Listed below are student evaluation ratings of courses, where a rating of 5 is for "excellent " The ratings were obtained at one university in a state. Construct a confidence interval using a $99 \%$ confidence level. What does the confidence interval tell about the population of all college students in the state? \[ 3.6,3.1,41,4.6,32,40,36,49,4.5,4.0,4.5,39,3.3,4.1,3.9 \text { ㅁ. } \] What is the confidence interval for the population mean $\mu$ ? $\square<\mu<\square$ (Round to two decimal places as needed) What does the confidence interval tell about the population of all college students in the state? Select the correct choice below and if necessary, fill in the answer box(es) to complete your choice. A. We are confident that $99 \%$ of all students gave evaluation ratings between $\square$ and $\square$ (Round to one decimal place as needed) B. We are $99 \%$ confident that the interval from $\square$ to $\square$ actually contains the true mean evaluation rating (Round to one decimal place as needed) C. The results tell nothing about the population of all college students in the state, since the sample is from only one university

Step 1 ：Given the student evaluation ratings of courses at a university, we are asked to construct a confidence interval using a 99% confidence level. The ratings are as follows: 3.6, 3.1, 4.1, 4.6, 3.2, 4.0, 3.6, 4.9, 4.5, 4.0, 4.5, 3.9, 3.3, 4.1, 3.9.

Step 2 ：First, we calculate the sample mean, which is the average of the ratings. This is done by adding all the ratings and dividing by the number of ratings. The sample mean is approximately 3.95.

Step 3 ：Next, we calculate the sample standard deviation, which measures the amount of variation or dispersion of the ratings. The sample standard deviation is approximately 0.53.

Step 4 ：We also note that the sample size, which is the number of ratings, is 15.

Step 5 ：We then find the Z-score for a 99% confidence level, which is approximately 2.58. The Z-score tells us how many standard deviations an element is from the mean.

Step 6 ：Using these values, we can calculate the confidence interval for the population mean. The confidence interval is given by the formula: sample mean ± Z-score * (sample standard deviation / square root of sample size). This gives us a confidence interval of approximately (3.60, 4.31).

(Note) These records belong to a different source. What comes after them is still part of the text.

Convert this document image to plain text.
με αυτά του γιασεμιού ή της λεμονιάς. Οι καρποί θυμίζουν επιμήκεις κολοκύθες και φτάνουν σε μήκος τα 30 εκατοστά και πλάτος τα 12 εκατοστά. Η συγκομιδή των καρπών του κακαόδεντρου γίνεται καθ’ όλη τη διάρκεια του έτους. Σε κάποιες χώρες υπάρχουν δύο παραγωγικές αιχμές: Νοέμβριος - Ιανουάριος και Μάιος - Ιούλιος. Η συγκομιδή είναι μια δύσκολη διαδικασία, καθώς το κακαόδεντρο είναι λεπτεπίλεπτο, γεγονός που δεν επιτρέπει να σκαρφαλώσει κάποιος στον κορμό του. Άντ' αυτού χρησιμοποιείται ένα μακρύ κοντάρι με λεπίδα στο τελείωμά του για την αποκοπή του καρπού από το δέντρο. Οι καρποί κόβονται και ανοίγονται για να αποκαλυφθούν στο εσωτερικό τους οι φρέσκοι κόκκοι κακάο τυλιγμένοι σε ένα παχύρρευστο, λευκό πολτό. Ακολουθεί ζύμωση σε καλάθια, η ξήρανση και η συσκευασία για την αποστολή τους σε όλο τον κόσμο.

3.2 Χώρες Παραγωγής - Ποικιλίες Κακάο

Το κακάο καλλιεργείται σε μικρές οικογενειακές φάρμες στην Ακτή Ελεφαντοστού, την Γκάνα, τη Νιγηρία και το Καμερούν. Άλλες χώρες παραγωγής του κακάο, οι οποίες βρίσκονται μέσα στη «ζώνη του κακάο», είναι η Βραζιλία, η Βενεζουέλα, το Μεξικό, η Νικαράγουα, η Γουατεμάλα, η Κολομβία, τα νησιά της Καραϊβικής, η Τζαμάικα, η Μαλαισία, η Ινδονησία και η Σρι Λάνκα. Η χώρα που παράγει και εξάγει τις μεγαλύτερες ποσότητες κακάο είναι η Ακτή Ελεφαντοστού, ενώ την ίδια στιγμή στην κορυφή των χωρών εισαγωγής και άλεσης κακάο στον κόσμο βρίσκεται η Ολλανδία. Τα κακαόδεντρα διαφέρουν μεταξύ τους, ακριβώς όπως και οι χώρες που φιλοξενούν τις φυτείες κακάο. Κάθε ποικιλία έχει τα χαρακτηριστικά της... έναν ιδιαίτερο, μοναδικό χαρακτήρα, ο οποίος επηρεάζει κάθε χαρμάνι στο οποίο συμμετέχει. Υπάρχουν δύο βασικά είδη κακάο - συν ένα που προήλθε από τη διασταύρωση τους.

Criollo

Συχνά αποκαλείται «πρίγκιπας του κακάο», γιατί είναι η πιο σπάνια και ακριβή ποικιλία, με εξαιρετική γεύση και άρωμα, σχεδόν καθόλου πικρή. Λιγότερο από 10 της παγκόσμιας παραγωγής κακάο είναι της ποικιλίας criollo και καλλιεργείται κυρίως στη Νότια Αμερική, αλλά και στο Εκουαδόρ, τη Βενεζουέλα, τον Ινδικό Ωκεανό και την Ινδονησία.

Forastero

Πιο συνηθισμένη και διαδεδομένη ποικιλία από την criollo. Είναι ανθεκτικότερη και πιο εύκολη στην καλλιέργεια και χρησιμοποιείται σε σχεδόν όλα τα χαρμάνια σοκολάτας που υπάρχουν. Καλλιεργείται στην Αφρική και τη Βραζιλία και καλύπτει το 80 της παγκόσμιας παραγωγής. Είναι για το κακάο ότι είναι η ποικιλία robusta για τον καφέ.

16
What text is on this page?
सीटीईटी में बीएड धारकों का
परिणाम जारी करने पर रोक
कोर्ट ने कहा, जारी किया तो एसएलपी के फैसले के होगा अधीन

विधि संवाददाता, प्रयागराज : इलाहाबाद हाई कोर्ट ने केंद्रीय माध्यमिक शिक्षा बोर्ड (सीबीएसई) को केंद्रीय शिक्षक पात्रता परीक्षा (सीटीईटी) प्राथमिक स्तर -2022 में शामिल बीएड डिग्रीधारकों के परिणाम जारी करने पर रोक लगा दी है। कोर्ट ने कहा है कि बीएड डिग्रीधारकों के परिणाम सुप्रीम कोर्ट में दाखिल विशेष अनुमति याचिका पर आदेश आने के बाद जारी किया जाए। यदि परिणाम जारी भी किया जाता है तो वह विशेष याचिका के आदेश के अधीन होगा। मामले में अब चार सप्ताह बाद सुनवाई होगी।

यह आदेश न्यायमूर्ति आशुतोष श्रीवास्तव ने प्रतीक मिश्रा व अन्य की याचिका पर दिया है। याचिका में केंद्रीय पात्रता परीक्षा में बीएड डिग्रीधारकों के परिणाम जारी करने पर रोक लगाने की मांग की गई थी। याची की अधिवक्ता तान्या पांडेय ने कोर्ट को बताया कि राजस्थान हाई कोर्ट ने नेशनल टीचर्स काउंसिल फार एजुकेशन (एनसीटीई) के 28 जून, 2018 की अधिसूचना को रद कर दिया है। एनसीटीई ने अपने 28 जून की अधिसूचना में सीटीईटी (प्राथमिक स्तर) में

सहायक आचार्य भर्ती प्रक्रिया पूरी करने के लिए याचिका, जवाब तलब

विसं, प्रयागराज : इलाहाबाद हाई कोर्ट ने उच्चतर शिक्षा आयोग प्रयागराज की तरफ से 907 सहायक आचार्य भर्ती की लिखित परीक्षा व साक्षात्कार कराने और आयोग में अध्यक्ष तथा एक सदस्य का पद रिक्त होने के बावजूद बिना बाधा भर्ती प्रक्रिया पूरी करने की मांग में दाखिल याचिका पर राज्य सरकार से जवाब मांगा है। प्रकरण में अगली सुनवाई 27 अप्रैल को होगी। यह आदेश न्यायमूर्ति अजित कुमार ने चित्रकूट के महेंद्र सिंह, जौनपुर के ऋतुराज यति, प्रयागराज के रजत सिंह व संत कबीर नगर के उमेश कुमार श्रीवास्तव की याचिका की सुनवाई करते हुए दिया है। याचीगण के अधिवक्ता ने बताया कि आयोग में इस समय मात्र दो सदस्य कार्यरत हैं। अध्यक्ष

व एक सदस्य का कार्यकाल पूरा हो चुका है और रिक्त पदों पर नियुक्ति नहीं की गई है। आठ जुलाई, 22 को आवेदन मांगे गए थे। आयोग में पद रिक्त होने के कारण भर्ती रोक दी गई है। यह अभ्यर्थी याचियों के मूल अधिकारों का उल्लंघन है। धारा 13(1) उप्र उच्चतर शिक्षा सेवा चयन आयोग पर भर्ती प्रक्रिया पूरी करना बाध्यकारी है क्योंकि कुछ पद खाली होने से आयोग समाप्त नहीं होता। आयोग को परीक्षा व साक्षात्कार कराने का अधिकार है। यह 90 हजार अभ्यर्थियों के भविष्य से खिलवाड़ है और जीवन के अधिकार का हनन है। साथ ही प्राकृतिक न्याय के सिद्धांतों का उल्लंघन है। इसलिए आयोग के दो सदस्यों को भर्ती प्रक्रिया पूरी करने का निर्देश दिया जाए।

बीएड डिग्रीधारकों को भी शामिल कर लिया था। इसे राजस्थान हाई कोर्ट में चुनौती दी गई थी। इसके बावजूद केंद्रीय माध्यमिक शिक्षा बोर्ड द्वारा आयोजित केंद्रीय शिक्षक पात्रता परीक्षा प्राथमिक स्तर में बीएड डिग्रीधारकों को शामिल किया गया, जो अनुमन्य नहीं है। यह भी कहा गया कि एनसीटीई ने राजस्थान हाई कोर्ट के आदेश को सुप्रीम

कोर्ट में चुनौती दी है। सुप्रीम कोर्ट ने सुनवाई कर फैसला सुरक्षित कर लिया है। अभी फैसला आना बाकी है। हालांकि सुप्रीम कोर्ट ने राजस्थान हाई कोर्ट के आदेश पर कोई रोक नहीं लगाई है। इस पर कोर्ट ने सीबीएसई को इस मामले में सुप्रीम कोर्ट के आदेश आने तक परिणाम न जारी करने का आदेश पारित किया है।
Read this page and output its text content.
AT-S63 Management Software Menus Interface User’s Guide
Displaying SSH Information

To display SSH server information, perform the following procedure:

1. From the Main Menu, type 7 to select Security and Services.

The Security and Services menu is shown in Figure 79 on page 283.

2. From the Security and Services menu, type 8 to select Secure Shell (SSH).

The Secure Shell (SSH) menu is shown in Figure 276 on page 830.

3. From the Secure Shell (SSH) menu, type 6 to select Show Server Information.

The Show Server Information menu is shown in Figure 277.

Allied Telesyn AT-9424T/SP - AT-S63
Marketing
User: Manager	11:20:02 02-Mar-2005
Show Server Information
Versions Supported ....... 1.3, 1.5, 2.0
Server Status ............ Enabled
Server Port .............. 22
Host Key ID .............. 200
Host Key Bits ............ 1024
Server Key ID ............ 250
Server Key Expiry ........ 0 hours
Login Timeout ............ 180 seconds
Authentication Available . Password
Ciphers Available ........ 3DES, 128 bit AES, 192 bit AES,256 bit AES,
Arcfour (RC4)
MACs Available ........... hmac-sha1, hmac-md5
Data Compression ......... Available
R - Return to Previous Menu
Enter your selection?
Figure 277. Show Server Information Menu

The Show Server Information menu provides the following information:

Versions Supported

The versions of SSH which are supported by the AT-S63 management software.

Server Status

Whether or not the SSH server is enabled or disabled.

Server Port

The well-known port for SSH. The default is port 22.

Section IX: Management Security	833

Step 7 ：This means that we are 99% confident that the true mean student evaluation rating falls within this range. However, it's important to note that the confidence interval does not tell us anything about individual student evaluation ratings. It only provides information about the population mean.

Step 8 ：Also, the confidence interval does not tell us that 99% of all students gave evaluation ratings between 3.60 and 4.31. It only tells us that we are 99% confident that the true mean student evaluation rating falls within this range.

Step 9 ：Finally, the results of this analysis are based on a sample from one university, so they may not be representative of all college students in the state.

Step 10 ：The final answer is: The confidence interval for the population mean is \(\boxed{(3.60, 4.31)}\). We are \(\boxed{99\%}\) confident that the interval from \(\boxed{3.60}\) to \(\boxed{4.31}\) actually contains the true mean evaluation rating. The results tell nothing about the population of all college students in the state, since the sample is from only one university.